Friggin 9600baud worked fine. Friggin 300 baud worked fine. Friggin 19200 baud had one measly bit error. Looks like the only test i tried that wouldn't've worked was 75 baud.
Put the friggin' pipe on the friggin' while loop, not on friggin read.
This explains it pretty clearly /for a file/: https://stackoverflow.com/questions/58829941/i-o-redirection-in-a-while-loop
And, I think, were I writing it for a file, I'd've thought of it like that... I've certainly, in the past /written/ it like that, for files and strings, using the <<< redirector...
So why would I've expected differently with a serial port? The device node is designed to look like a file. Heh!
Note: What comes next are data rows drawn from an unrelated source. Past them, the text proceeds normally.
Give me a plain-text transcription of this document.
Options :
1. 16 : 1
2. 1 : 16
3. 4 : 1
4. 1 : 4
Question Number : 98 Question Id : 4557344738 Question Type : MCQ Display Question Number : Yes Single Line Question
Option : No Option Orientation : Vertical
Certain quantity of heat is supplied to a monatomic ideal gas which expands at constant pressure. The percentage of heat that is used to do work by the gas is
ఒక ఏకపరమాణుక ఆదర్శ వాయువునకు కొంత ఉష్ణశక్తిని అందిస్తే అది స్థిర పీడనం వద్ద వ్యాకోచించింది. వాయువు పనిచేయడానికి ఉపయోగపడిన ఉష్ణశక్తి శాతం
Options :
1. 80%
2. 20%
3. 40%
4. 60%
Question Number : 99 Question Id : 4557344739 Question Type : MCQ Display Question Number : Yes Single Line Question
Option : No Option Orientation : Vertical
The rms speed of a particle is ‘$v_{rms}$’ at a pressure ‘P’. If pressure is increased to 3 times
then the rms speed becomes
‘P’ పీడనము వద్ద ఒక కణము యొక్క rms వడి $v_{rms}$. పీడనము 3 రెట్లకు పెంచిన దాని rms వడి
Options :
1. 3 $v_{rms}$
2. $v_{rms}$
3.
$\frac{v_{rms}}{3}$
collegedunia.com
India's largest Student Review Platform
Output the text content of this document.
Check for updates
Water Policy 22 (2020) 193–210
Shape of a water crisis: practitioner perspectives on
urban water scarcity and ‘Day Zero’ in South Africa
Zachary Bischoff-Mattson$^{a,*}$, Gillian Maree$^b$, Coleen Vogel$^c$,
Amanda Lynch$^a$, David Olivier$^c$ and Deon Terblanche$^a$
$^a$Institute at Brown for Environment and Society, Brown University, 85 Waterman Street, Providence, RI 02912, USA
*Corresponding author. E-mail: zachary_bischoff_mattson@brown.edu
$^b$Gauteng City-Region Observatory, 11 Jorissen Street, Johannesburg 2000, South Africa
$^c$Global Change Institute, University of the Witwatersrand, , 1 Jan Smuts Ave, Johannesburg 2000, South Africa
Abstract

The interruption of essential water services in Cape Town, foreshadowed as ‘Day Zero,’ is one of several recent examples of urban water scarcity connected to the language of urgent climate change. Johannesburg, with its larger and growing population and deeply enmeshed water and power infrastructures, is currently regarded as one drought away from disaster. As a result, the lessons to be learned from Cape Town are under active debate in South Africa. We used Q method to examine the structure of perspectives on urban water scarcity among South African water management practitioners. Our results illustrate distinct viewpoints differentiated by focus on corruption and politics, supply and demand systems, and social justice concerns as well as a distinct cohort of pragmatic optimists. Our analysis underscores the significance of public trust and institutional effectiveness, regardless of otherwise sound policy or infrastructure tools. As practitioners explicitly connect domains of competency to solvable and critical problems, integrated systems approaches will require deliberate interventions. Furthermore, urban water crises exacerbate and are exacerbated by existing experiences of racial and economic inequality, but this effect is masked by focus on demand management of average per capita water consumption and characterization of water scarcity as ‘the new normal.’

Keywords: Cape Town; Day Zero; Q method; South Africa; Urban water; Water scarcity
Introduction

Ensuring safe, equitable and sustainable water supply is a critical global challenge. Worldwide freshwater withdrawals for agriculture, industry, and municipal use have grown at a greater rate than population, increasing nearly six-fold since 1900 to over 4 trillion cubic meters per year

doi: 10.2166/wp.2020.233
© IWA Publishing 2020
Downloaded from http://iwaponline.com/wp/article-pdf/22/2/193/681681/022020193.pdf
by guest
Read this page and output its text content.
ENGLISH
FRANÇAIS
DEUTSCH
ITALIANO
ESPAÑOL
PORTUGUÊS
Now, I guess, this again is where stty might play a role... and maybe IFS?
Unlike a file, the serial port device node isn't static. If you read the first byte in that "file" it will be different each time. Right? And you can't exactly seek the twentieth byte, then go back and seek the first. Right?
So, I guess, I thought the serial port was different.
But, now that I think about it, redirection of stdin is a bit more like reading a serial port than reading a file... stdin isn't seekable, either. Right?
Maybe, maybe, you could treat a "line" as seekable, as though each /line/ is a temporary file... but, mostly, one reads that entire line in one go, then processes its bytes/words/whatever afterwards.
So, again, I guess this may be where stty and IFS may play a role. When one accesses stdin for a read, or redirects a file or serial port to stdin for a read, what exactly happens?
A normal 'read' call would halt the script while the user typed... until they hit Enter, (IFS, right?). Then the 'read' would be solely responsible for processing /all/ of what the user typed in that time. Another call to 'read', then, wouldn't process whatever was left-over from the last read, it would wait for an entirely new line to be entered.
So, probably, with default stty settings on a serial port, it would do the same. Duh.
It gets confusing with read -n1, because, now I recall doing similar in the past, it doesn't follow its normal rules.
Normally read reads each word (separated by space) into each variable name supplied, e.g:
$ read var1 var2 var3
Will store three sequential words into the three variables. BUT, it says it /also/ stores anything remaining in the last var... So, if you enter four words, var3 will contain the third AND fourth words.
OK. So better to write it:
$ read var1 var2 var3 varExcess
And, just don't use varExcess if you don't care.
Now, logically, from that explanation, say we just wanted to grab one byte:
$ read -n1 char1 excess
Sould put the first byte into char1, and any remaining bytes (up to Enter, per IFS, right?) into excess...
But, I don't see that happening. The variable 'excess' is always empty.
Maybe it's to do with my initial testing, which only sent one character every half-second... But, per default stty settings, it should've waited at that read until it received Enter... which, of course, my test never sent. BUT it /didn't/ wait for Enter, or else it'd've never finished that first 'read' and would've appeared frozen.